It's been a dismal year for the stocks of pharmacy chains. Rite Aid (NYSE:RAD) is no exception, with its shares down 17% year to date as of the market close on Wednesday.
But the company announced its fiscal first-quarter 2021 results before the market opened on Thursday. Now, 2020 isn't looking so dismal for Rite Aid after all. Here are the highlights from the pharmacy retailer's Q1 update.
By the numbers
Rite Aid reported revenue from continuing operations in the first quarter of $6.03 billion. This reflected an 11% increase from the prior-year period total of $5.37 billion. It also handily beat analysts' consensus estimate of $5.61 billion.
The company reported a net loss in its fiscal Q1 of $72.7 million, or $1.36 per share, based on generally accepted accounting principles (GAAP). This represented improvement, though, from Rite Aid's GAAP net loss of $99.3 million, or $1.88 per share, in the prior-year period.

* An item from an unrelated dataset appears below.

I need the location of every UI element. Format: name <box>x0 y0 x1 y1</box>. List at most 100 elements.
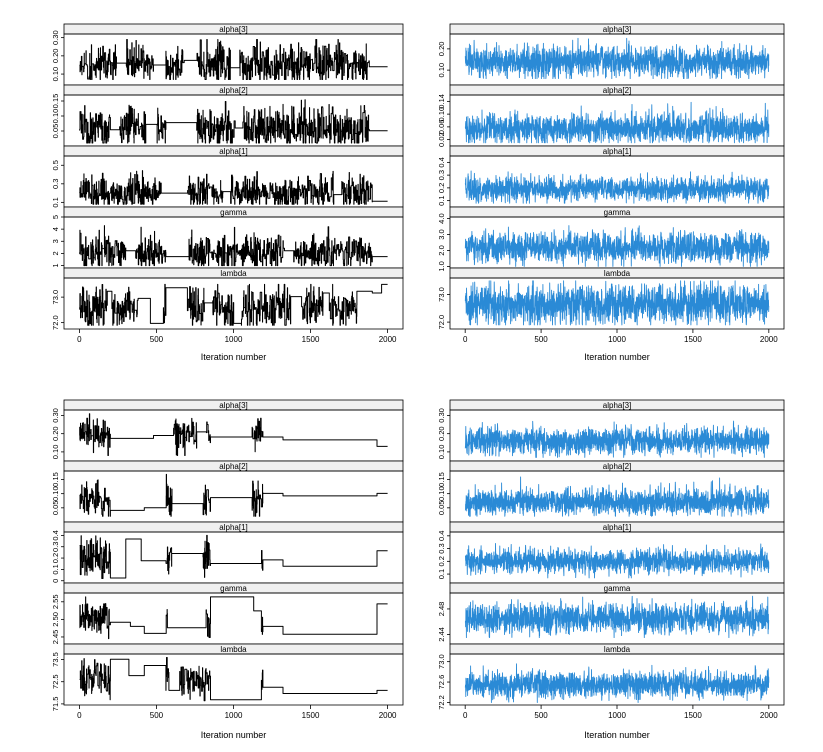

Wall Street pays more attention to companies' adjusted (non-GAAP) bottom lines. Rite Aid didn't disappoint, posting an adjusted net loss in Q1 of $0.04 per share. That figure was a move in the right direction compared to its adjusted net loss of $0.14 per share in the prior-year period, and a lot better than the net loss of $0.38 per share expected by analysts.
Behind the numbers
Rite Aid has two reporting segments: retail pharmacy and pharmacy services (which includes its pharmacy benefits management business). The big winner in the Q1 was the pharmacy services segment. Revenue for the unit soared 26.2% year over year to $1.98 billion, with this growth fueled mainly by increased Medicare Part D membership.
The company's retail pharmacy segment also performed well. Sales increased 6.7% year over year to $4.12 billion. The chief factor behind his improvement was front-end store sales. Rite Aid reported that its front-end same-store sales jumped 16% from the same quarter in fiscal 2020. The company attributed this improvement to increased sales of cleaning products, sanitizers, wipes, paper products, and liquor, as well as over-the-counter medications and summer seasonal items.
Rite Aid's solid revenue growth helped boost its bottom line. The company also benefited from a LIFO (last in, first out) credit in fiscal Q1 2021 compared to a LIFO charge in the prior-year period, a sizable income tax benefit in the recent quarter, and lower costs related to corporate restructuring.
Because of the uncertainty with the severity and duration of the COVID-19 pandemic, Rite Aid withdrew its previous fiscal 2021 guidance. However, the company is expecting to generate positive free cash flow during fiscal 2021. Rite Aid is counting on reduced costs and capital expenditures, along with improving its working capital, to help achieve this goal.
Like other companies in the healthcare sector, Rite Aid could face continued challenges from the COVID-19 pandemic. CEO Heyward Donigan acknowledged these challenges and specifically pointed out the decline in prescriptions for acute conditions and the company's higher costs related to ensuring the safety of its workers and customers during the pandemic.